Between 2012 and 2017, $175 million was allocated to publishers for the production, marketing, and distribution of Canadian-authored titles. The evaluation also identified some “unmet needs,” such as discoverability in a “crowded marketplace” and the promotion of Canadian books in the digital age. What is needed is an increase in the CBF’s budget, which has remained the same for decades, and funding to support the marketing of Canadian books in Canada. Canada being the 2020 host country at the Frankfurt Book Fair, where the publishing world shops, is highly laudable, but in 2021 we have to put more energy into ensuring that Canadian books are widely available in Canada.
Not identified in the report is succession planning, which is close to a crisis as the owners of about 20 percent of presses are nearing or past retirement age. We have to ensure that those companies survive and continue discovering and publishing new and established Canadian authors.
In December 2018, along with James Lorimer of James Lorimer and Company and Formac Publishing and Jeff Miller of Irwin Law Inc., I co-authored a 180-page report titled More Canada: Increasing Canadians’ Awareness and Reading of Canadian Books. The report is our distillation of the discussions of a task force we created to bring together 29 seasoned professionals with over 1,000 years of experience in publishing, bookselling, libraries, schools, and media, prompted by the disappearance of Canadian books from bookstores and library shelves across Canada. Unlike in Quebec, where provincial legislation regarding Canadian books protects their market share, in English Canada, while Canadian writers and publishers continue to account for large numbers of new books, their share of book sales has declined from 25 percent to 12 percent over the past 10 years.

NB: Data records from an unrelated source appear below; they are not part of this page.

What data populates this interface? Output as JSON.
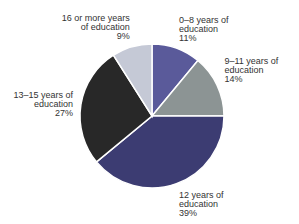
{
  "chart_data": {
    "type": "pie",
    "categories": [
      "0–8 years of education",
      "9–11 years of education",
      "12 years of education",
      "13–15 years of education",
      "16 or more years of education"
    ],
    "values": [
      11,
      14,
      39,
      27,
      9
    ],
    "value_labels": [
      "11%",
      "14%",
      "39%",
      "27%",
      "9%"
    ],
    "colors": [
      "#5a5a9a",
      "#8c9494",
      "#3c3c72",
      "#282828",
      "#c5c9d6"
    ],
    "data_labels": true
  }
}
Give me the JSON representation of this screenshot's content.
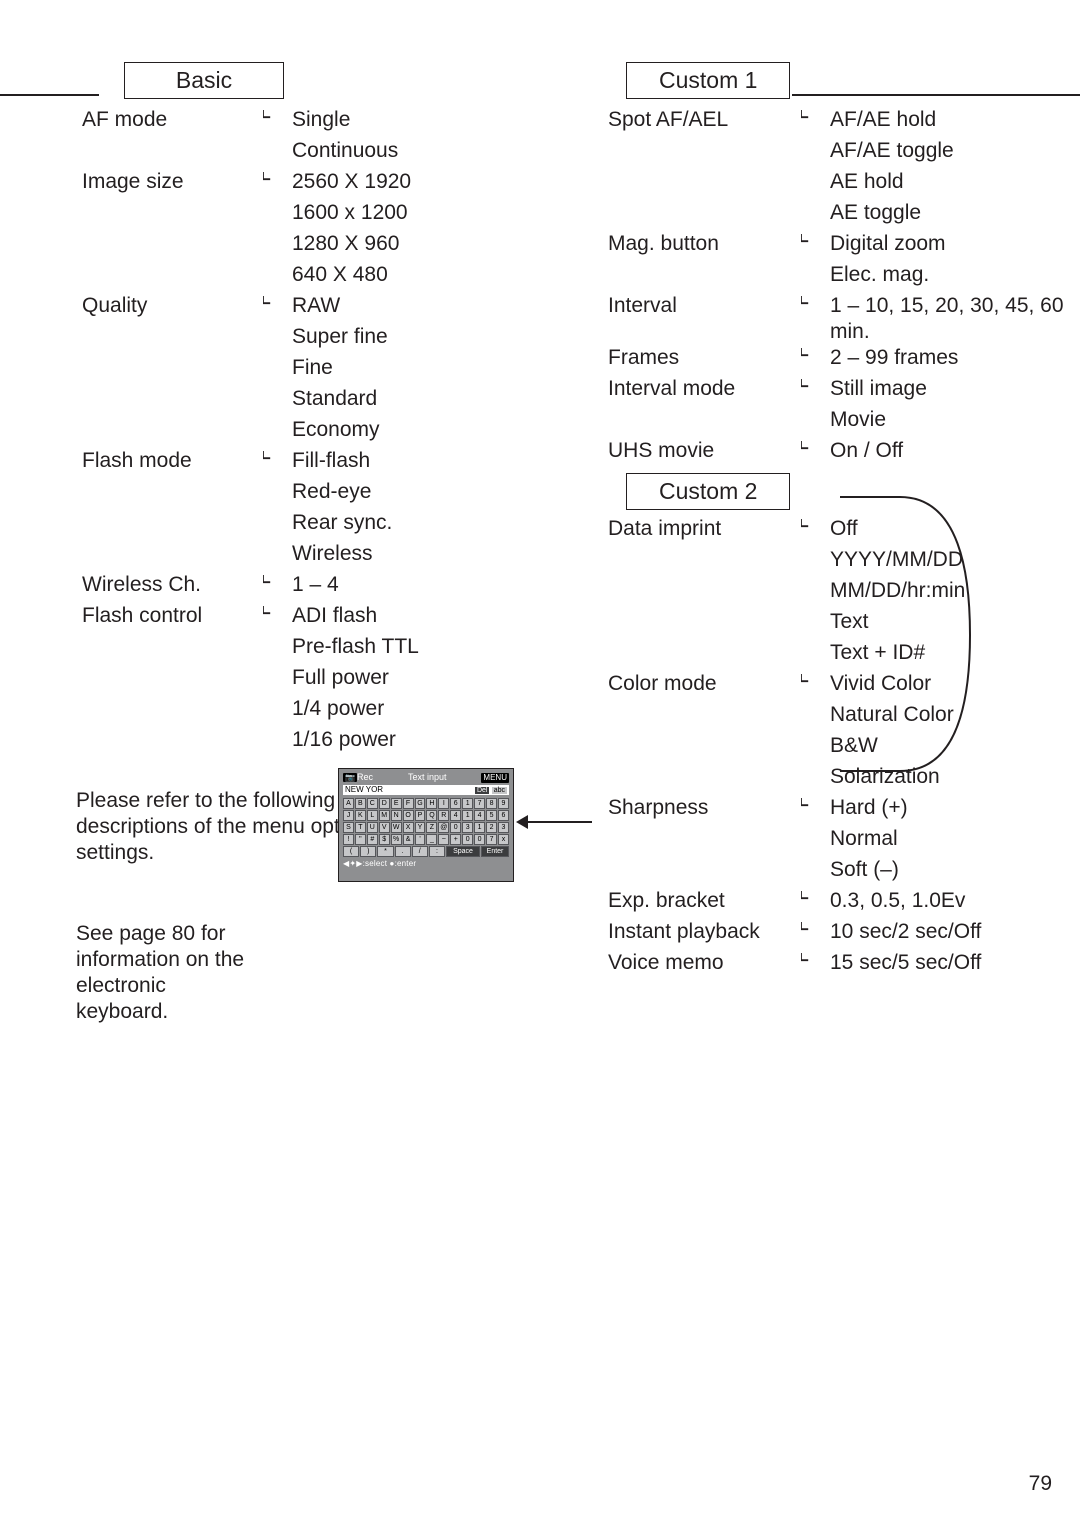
{
  "page_number": "79",
  "note_text": "Please refer to the following sections for descriptions of the menu options and their settings.",
  "keyboard_note": "See page 80 for information on the electronic keyboard.",
  "keyboard": {
    "title_left": "Rec",
    "title_center": "Text input",
    "title_right": "MENU",
    "field_value": "NEW YOR",
    "field_btn1": "Del",
    "field_btn2": "abc",
    "rows": [
      [
        "A",
        "B",
        "C",
        "D",
        "E",
        "F",
        "G",
        "H",
        "I",
        "6",
        "1",
        "7",
        "8",
        "9"
      ],
      [
        "J",
        "K",
        "L",
        "M",
        "N",
        "O",
        "P",
        "Q",
        "R",
        "4",
        "1",
        "4",
        "5",
        "6"
      ],
      [
        "S",
        "T",
        "U",
        "V",
        "W",
        "X",
        "Y",
        "Z",
        "@",
        "0",
        "3",
        "1",
        "2",
        "3"
      ],
      [
        "!",
        "\"",
        "#",
        "$",
        "%",
        "&",
        "'",
        "_",
        "~",
        "+",
        "0",
        "0",
        "7",
        "x"
      ],
      [
        "(",
        ")",
        "*",
        ".",
        "/",
        ":",
        "Space",
        "",
        "",
        "",
        "",
        "",
        "Enter",
        ""
      ]
    ],
    "footer": "◀✦▶:select ●:enter"
  },
  "left": {
    "header": "Basic",
    "items": [
      {
        "label": "AF mode",
        "options": [
          "Single",
          "Continuous"
        ]
      },
      {
        "label": "Image size",
        "options": [
          "2560 X 1920",
          "1600 x 1200",
          "1280 X 960",
          "640 X 480"
        ]
      },
      {
        "label": "Quality",
        "options": [
          "RAW",
          "Super fine",
          "Fine",
          "Standard",
          "Economy"
        ]
      },
      {
        "label": "Flash mode",
        "options": [
          "Fill-flash",
          "Red-eye",
          "Rear sync.",
          "Wireless"
        ]
      },
      {
        "label": "Wireless Ch.",
        "options": [
          "1 – 4"
        ]
      },
      {
        "label": "Flash control",
        "options": [
          "ADI flash",
          "Pre-flash TTL",
          "Full power",
          "1/4 power",
          "1/16 power"
        ]
      }
    ]
  },
  "right": [
    {
      "header": "Custom 1",
      "items": [
        {
          "label": "Spot AF/AEL",
          "options": [
            "AF/AE hold",
            "AF/AE toggle",
            "AE hold",
            "AE toggle"
          ]
        },
        {
          "label": "Mag. button",
          "options": [
            "Digital zoom",
            "Elec. mag."
          ]
        },
        {
          "label": "Interval",
          "options": [
            "1 – 10, 15, 20, 30, 45, 60 min."
          ]
        },
        {
          "label": "Frames",
          "options": [
            "2 – 99 frames"
          ]
        },
        {
          "label": "Interval mode",
          "options": [
            "Still image",
            "Movie"
          ]
        },
        {
          "label": "UHS movie",
          "options": [
            "On / Off"
          ]
        }
      ]
    },
    {
      "header": "Custom 2",
      "items": [
        {
          "label": "Data imprint",
          "options": [
            "Off",
            "YYYY/MM/DD",
            "MM/DD/hr:min",
            "Text",
            "Text + ID#"
          ]
        },
        {
          "label": "Color mode",
          "options": [
            "Vivid Color",
            "Natural Color",
            "B&W",
            "Solarization"
          ]
        },
        {
          "label": "Sharpness",
          "options": [
            "Hard (+)",
            "Normal",
            "Soft (–)"
          ]
        },
        {
          "label": "Exp. bracket",
          "options": [
            "0.3, 0.5, 1.0Ev"
          ]
        },
        {
          "label": "Instant playback",
          "options": [
            "10 sec/2 sec/Off"
          ]
        },
        {
          "label": "Voice memo",
          "options": [
            "15 sec/5 sec/Off"
          ]
        }
      ]
    }
  ],
  "style": {
    "font_size_body": 21,
    "font_size_header": 23,
    "text_color": "#231f20",
    "border_color": "#231f20",
    "kb_bg": "#8e8f91",
    "kb_key_bg": "#c6c7c9"
  }
}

The report has 68 policy recommendations, among which the eight most important are:
• Digital infrastructure that does not distinguish between Canadian and foreign books must be reworked.
• Financial support should be extended to independent bookstores, which do the best job
of bringing Canadian books to the fore.
• Public libraries are doing a superb job of encouraging book reading, but their software and their budgeting practices must be improved to help their users discover and borrow Canadian-authored books.
• Publishers must develop industry practices that give Canadian books a strong identity mark in the crowded marketplace.
• The industry must take action to support new independent English-language bookstores across the country, with a target of establishing 50 in the next five years.
• The Canada Book Fund should be expanded to support bookstore programming of events with Canadian authors, and to double public library spending on Canadian-authored books.
• Provincial governments need to implement accredited bookstore policies, adapted from a highly successful Quebec model that gives Canadian-authored and Canadian-published books great visibility and puts an independent bookstore in virtually every town and city in Quebec.
• New provincial support should be provided to expand the very popular “tree award” programs, which put new books by Canadian writers into the hands of tens of thousands of school-age kids every year.
Much has to be done to reinvigorate the English Canadian publishing world so that our culture is represented in all of its rich diversity. Industry leaders, government, and funding agencies need to do our part to ensure that we continue to create a literature we are proud to have in Canada and abroad.
Philip J. Cercone is Executive Director and Editor of McGill-Queen’s University Press, Canada’s premier academic and trade publisher, with offices in Montreal, Kingston, Toronto and Chicago. It is the only Canadian publisher with an editorial and marketing office in Great Britain.